Market Basket Analysis (MBA) is primarily concerned with establishing which products tend to be purchased together (or not purchased together) so that cross-selling activities, store layout, marketing activities and so on can be optimized. It is usually a specialized form of association rule mining (ARM) which seeks to find rules that express how customers behave. The general format of a rule is:
IF (these products) THEN (those products)
Mining large transaction databases tends to produce an excess of rules – most of them trivial. To sort the wheat from the chaff a number of measures of interestingness are used, the most popular being support (what fraction of the database contains the products in the first part of the rule) and confidence (what percentage of occurrences of ‘these products’ is associated with ‘those products’). These two measures make sure that a rule is derived from a large number of transactions, and that it has a high level of accuracy. Placing thresholds on these two measures (80% confidence say and 1% support) reduces the number of rules that need to be considered considerably.
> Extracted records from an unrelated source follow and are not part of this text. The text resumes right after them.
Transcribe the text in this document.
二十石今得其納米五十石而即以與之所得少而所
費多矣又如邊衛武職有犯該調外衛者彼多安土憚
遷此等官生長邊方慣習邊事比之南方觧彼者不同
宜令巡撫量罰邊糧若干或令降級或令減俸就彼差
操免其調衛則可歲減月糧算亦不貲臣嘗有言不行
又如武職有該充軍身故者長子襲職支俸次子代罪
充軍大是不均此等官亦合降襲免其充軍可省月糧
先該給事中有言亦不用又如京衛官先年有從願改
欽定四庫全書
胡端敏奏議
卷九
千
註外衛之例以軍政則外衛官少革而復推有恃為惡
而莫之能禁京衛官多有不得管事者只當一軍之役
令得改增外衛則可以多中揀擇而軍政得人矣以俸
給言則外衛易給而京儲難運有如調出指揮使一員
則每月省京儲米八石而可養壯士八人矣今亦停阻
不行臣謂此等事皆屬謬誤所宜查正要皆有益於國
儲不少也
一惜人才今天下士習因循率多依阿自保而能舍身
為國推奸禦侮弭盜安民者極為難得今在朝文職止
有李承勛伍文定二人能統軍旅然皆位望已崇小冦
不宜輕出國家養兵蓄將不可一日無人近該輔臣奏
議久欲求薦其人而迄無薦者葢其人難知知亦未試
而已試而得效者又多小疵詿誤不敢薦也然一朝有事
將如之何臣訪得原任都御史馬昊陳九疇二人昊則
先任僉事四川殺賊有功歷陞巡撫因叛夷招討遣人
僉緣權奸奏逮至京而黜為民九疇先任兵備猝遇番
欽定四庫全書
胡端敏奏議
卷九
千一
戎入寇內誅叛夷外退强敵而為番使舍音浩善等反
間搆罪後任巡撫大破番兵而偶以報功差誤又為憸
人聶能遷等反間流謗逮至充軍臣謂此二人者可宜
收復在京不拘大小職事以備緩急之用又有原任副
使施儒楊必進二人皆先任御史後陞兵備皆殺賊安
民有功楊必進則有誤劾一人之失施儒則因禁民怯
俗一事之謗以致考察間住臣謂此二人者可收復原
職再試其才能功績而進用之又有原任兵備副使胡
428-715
Predictive MBA is concerned with transactions that are sequenced through time. It might be that customers tend to buy one product and then purchase other products soon after. The applications are obvious and with the rise of predictive analytics this is one of the more recent MBA innovations.
A large number of suppliers provide MBA software, some of it expensive and complex and some newer entrants with low cost, on-demand solutions. 11Ants Insight Portal – low cost on-line service, with surprisingly good analytics. IBM SPSS suite includes basket analysis as do the suites from Angoss and SAS. Many other options are available, and any data mining tool-set with ARM will support MBA activity.